Miles gave a start. For a moment, he was violently angry. There it was again, that pattern of imitation. She had not changed in the least; she had come back here to compete with him again. He no longer considered himself a playwright, but that was how the public remembered him. She must have read his thoughts. “I’m not going to take up boxing,” she murmured, twitting him, with a little air of apology, which he thought was in poor taste. He rose on his dignity. “Don’t apologize,” he said. He had always been a magnanimous man and he took comfort in the thought. He had always told Martha, he recalled, that she had a wonderful ear for dialogue. He had no doubt, once he thought about it, that she could write a very clever little comedy. “That’s great,” he said, warmly. “You’ve found yourself at last. I always said you could do a play.” “I remember,” said Martha.
“And you’ll bring something to it that I never had,” he continued, his friendliness increasing, for he truly loved the arts and suffered here in this sterile region from the absence of young shoots of talent to spring up around him.

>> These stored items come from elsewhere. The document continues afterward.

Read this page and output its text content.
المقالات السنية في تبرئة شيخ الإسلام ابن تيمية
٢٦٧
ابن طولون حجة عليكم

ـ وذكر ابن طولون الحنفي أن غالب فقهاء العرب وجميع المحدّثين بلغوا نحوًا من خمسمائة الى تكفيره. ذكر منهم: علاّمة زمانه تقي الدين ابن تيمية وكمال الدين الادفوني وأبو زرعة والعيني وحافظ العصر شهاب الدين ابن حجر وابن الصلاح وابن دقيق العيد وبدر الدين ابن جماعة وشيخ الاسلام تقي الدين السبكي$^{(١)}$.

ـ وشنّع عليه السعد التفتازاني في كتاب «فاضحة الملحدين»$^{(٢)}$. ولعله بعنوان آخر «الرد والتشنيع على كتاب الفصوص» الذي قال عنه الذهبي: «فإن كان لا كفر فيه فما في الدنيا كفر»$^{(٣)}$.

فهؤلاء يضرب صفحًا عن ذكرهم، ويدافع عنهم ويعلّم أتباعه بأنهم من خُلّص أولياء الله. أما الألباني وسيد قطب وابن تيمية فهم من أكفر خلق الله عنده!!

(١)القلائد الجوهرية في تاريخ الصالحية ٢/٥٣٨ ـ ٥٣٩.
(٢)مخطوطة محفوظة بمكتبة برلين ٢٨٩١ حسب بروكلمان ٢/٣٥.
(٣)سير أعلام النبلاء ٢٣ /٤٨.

He was nearly fifty-five, now, and Warren Coe, who was close to his own age, was the only bud of promise he had been able to detect in the area; the rest were all blasted. Everybody was “artistic,” and nobody was an artist. “Yes,” he nodded. “Practical experience of the theater. That’s the thing. I don’t mean exits and entrances—anybody can manage that side of it. I mean a feeling for the medium—the grand imposture of the whole thing. It’s a make-believe world that the layman doesn’t get the hang of. Nobody can write a real drama who hasn’t smelled the grease paint; it’s like somebody composing music who’s never played an instrument.” Martha gave a deprecating shrug. “I don’t know,” she said. “Actors and actresses have written some terrible plays. Bernhardt, remember?” “Ah,” said Miles, “but there was Shakespeare, and Molière and O’Neill.” “On the other hand, there was Shaw,” she answered. “And Congreve and Wilde.” “Wilde was a lifelong actor,” protested Miles.